Novell'in Nexus ürünleri için şöhret iddiası, sonunda geliştirilmekte olan bir Novell LAN'a bağlanacaklarıydı. Novell'in yazıcıları, terminalleri ve Nexus bilgisayarları iyi satmadı, bu nedenle Novell'in liderliği şirketi yeniden düzenlemeye karar verdi ve 1983'ten sonra ağ için yazılım, dosya sunucuları ve panolara odaklandı. Novell NetWare satışları 1980'lerde patladı. Novell satış açısından baskın dosya sunucusuna sahipti, ancak ilk dosya sunucusu değildi

1984 yılında Sybase kuruldu ve SQL istemci-sunucu mimarisini tanıttı, bir sunucudaki SQL veritabanı ve sunucuya sorgu istekleri gönderen istemciler üzerinde çalışan uygulamalar ile dağıtılmış işleme başladı.

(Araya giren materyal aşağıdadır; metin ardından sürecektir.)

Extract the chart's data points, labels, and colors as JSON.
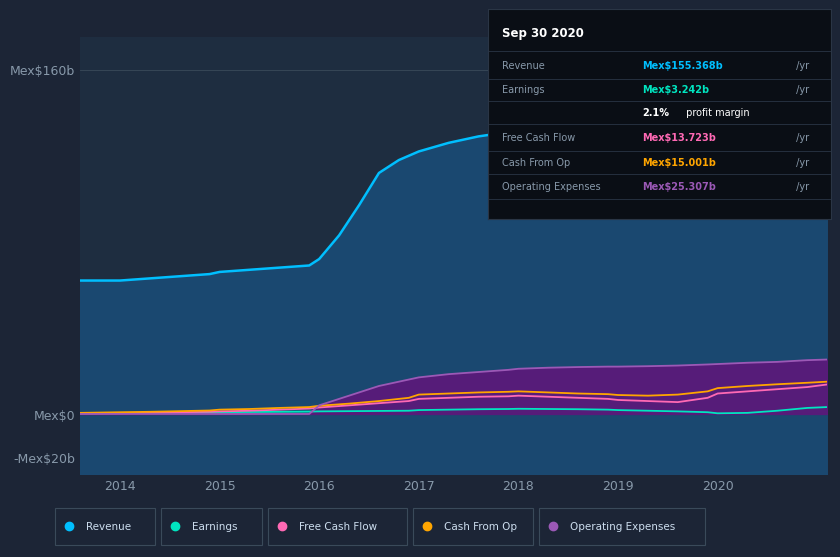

Bilgisayar Bilimine Hoşgeldiniz ! Bu güzel bir geçmiş, ancak aslında istemci-sunucu bilgi işleminin kökeni ve bu terimin, ağın tüm geçmişi hakkında değil, soruyu cevaplamıyor. Bahsettiğiniz sistemlerden herhangi birinin istenen kaynak olduğunu iddia etmiyorsunuz.
David Richerby
Sitemizi kullandığınızda şunları okuyup anladığınızı kabul etmiş olursunuz: Çerez Politikası ve Gizlilik Politikası.
Licensed under cc by-sa 3.0 with attribution required.